PA-belastete Tees und Salate

Übeltäter Jakobskreuzkraut
Anfang des Jahres ging die Meldung durch die Presse, dass Kräutertees, besonders Bio-Tee, und Blattsalate, besonders Rucola, zum Teil deutlich mit Pyrrolizidinalkaloiden belastet sind. Während manch einer vermutete, die Pflanzen selbst seien ungesund, etwa weil zu viel mit Giften gespritzt würde, liegt die Begründung häufig an anderer Stelle.

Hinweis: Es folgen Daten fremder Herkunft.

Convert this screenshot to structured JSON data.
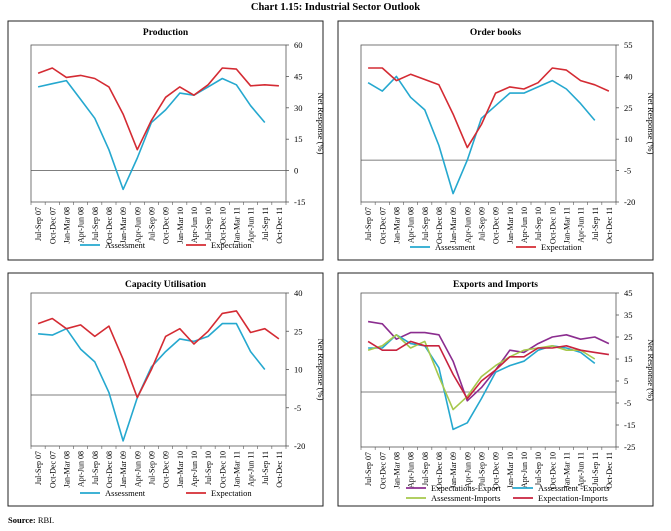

Pyrrolizidinalkaloide (PA) sind eine Gruppe von Stoffen, die teils vom Körper toleriert werden können, teils aber auch hochgiftig und kanzerogen sind. Seit 2020 gibt es für PA zulässige Höchstmengen in Lebensmitteln. Bereits Mikrogrammmengen der Alkaloide können zu viel sein. Besonders bei frischen Kräutern, abgepackten Blattsalaten und ähnlicher Ware, die nicht großflächig überprüft werden kann, ist es jedoch möglich, dass bei der Ernte Beikräuter wie das Jakobskreuzkraut mit in der Tüte landen. Beim Verzehr kann es kurzfristig und langfristig zu Vergiftungen kommen, die PA wirken hier vorrangig leberschädigend. Besonders Pflanzen aus biologischem Anbau können dabei von PA belastet sein, da hier keine Unkrautvernichtungsmittel eingesetzt werden – das Jakobskreuzkraut wächst dann einfach neben der eigentlich angebauten Pflanze und wird bei maschineller Ernte nicht herausgefiltert. Zwar nutzen Bio-Landwirte mechanische Unkrautbekämpfungsmethoden, besonders bei großflächigem Anbau wird dies aber schnell unpraktikabel. Es gibt auch eigentliche Verzehrpflanzen, die teilweise in traditionellen deutschen Gerichten vorkommen und eine ähnliche Wirkung herbeiführen können. Dazu gehört etwa der Borretsch in der bekannten Frankfurter grünen Soße. Aber auch Majoran, Liebstöckel und Oregano enthalten die potenziell gefährliche Substanz. Auch Produkte aus den Pollen PA-haltiger Pflanzen und Honig können erhöhte Werte aufweisen.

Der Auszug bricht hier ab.